DDR-Doping "Nicht kriminell"

"Täve" Schur verharmlost die Doping-Geschichte der DDR in einem Interview. Das könnte Folgen haben: Konsequenzen auf den Aufnahmeprozess des DDR-Radsportlers in die sogenannte Hall of Fame der Stiftung Deutsche Sporthilfe sind möglich.

Die Stiftung Deutsche Sporthilfe hat die jüngsten Aussagen von Gustav-Adolf "Täve" Schur kritisiert, Konsequenzen auf den Aufnahmeprozess des DDR-Radsportlers in die sogenannte Hall of Fame aber offengelassen. "Zu den Werten ,Leistung. Fairplay. Miteinander' der Deutschen Sporthilfe gehört das Bestreben, Brücken zu bauen, dabei aber auch notwendige Kontroversen auszuhalten", sagte Michael Ilgner, der Vorstandsvorsitzende der Sporthilfe: "Die jüngsten Aussagen von Täve Schur passen nicht zu unserem Werte-Leitbild.

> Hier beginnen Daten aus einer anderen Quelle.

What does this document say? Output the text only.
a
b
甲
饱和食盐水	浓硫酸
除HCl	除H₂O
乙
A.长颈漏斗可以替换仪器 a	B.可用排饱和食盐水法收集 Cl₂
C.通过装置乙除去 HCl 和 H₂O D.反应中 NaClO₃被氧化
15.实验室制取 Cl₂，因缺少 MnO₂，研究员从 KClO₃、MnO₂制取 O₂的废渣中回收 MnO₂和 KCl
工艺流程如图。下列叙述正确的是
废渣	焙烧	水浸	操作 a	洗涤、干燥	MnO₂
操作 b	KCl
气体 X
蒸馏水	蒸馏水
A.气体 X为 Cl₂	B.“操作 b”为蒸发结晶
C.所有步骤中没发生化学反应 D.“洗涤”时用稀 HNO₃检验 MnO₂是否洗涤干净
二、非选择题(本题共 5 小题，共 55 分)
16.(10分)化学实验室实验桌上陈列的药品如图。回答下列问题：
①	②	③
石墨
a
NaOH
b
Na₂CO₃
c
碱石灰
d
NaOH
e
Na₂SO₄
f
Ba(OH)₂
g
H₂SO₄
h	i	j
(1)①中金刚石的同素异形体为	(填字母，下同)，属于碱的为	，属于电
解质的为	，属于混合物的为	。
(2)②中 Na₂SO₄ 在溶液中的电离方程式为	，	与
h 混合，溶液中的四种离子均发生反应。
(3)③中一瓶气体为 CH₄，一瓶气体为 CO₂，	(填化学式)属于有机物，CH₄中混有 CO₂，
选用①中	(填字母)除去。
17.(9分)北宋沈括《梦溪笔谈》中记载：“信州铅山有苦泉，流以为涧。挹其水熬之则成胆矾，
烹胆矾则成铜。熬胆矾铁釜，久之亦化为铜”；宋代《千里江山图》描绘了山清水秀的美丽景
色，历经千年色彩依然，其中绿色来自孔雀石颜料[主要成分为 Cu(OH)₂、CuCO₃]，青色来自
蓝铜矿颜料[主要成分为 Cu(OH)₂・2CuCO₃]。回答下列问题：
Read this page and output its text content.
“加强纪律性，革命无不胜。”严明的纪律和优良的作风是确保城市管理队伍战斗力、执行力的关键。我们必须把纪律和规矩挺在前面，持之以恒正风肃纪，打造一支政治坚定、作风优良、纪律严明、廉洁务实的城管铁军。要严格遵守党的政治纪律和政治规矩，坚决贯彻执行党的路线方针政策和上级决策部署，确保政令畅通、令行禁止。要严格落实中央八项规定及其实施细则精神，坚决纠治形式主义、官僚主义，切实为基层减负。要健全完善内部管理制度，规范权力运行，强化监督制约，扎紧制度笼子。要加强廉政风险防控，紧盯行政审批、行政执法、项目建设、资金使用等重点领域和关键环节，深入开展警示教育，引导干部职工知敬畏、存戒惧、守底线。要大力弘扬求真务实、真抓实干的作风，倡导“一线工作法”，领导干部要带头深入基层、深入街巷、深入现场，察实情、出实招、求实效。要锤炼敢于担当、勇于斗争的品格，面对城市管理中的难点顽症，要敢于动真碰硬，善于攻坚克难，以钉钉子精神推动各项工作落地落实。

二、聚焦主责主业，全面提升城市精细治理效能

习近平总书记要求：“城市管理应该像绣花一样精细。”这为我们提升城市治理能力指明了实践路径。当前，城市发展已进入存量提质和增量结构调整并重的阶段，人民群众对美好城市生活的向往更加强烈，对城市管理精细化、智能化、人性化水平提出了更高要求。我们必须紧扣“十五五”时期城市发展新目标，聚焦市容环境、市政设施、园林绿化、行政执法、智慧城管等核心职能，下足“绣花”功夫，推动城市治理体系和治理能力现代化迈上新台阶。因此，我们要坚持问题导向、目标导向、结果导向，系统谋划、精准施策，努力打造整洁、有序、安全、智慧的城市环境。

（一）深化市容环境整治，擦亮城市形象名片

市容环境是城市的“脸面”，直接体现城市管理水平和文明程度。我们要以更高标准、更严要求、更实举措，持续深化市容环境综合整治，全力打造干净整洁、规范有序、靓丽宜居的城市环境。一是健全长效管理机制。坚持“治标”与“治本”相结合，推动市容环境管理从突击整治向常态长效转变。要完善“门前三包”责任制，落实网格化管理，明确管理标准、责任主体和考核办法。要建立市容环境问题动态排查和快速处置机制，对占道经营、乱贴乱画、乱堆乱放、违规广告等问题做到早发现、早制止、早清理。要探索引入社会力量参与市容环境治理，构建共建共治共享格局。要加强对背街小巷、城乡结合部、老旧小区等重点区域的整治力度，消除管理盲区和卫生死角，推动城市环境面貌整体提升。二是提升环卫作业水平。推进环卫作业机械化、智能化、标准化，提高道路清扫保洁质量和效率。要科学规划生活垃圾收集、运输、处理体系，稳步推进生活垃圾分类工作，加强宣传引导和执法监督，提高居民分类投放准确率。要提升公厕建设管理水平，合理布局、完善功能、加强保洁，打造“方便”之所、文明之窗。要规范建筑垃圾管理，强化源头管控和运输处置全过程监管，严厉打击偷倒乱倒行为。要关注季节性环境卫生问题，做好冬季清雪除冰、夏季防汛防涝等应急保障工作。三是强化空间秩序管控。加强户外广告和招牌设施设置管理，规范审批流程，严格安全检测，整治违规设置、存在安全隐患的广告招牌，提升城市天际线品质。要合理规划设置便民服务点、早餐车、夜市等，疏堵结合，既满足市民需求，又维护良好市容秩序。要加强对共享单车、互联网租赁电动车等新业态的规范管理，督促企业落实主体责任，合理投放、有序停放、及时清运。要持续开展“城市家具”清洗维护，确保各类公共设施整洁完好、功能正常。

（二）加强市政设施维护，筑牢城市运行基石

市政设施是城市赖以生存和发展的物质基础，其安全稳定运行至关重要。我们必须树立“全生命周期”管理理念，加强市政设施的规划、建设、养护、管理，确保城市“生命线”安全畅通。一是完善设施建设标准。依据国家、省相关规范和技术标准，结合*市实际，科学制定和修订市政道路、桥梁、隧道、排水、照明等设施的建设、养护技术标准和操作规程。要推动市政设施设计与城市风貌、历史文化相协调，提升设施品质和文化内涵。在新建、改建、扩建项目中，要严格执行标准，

Den laufenden Wahl-Prozess zur Hall of Fame des deutschen Sports möchte ich zunächst nicht weiter kommentieren."

Der Deutsche Olympische Sportbund (DOSB), der Schurs Nominierung angeregt hatte, reagierte zurückhaltend. Eine Ruhmeshalle müsse "Widersprüchlichkeiten wie gesellschaftliche Brüche" aushalten, hieß es in einer Stellungnahme: "Dadurch trägt sie zur Diskussion über kritische Themen im Sport bei." Darüber hinaus wollte auch der DOSB das laufende Wahlverfahren "nicht weiter kommentieren".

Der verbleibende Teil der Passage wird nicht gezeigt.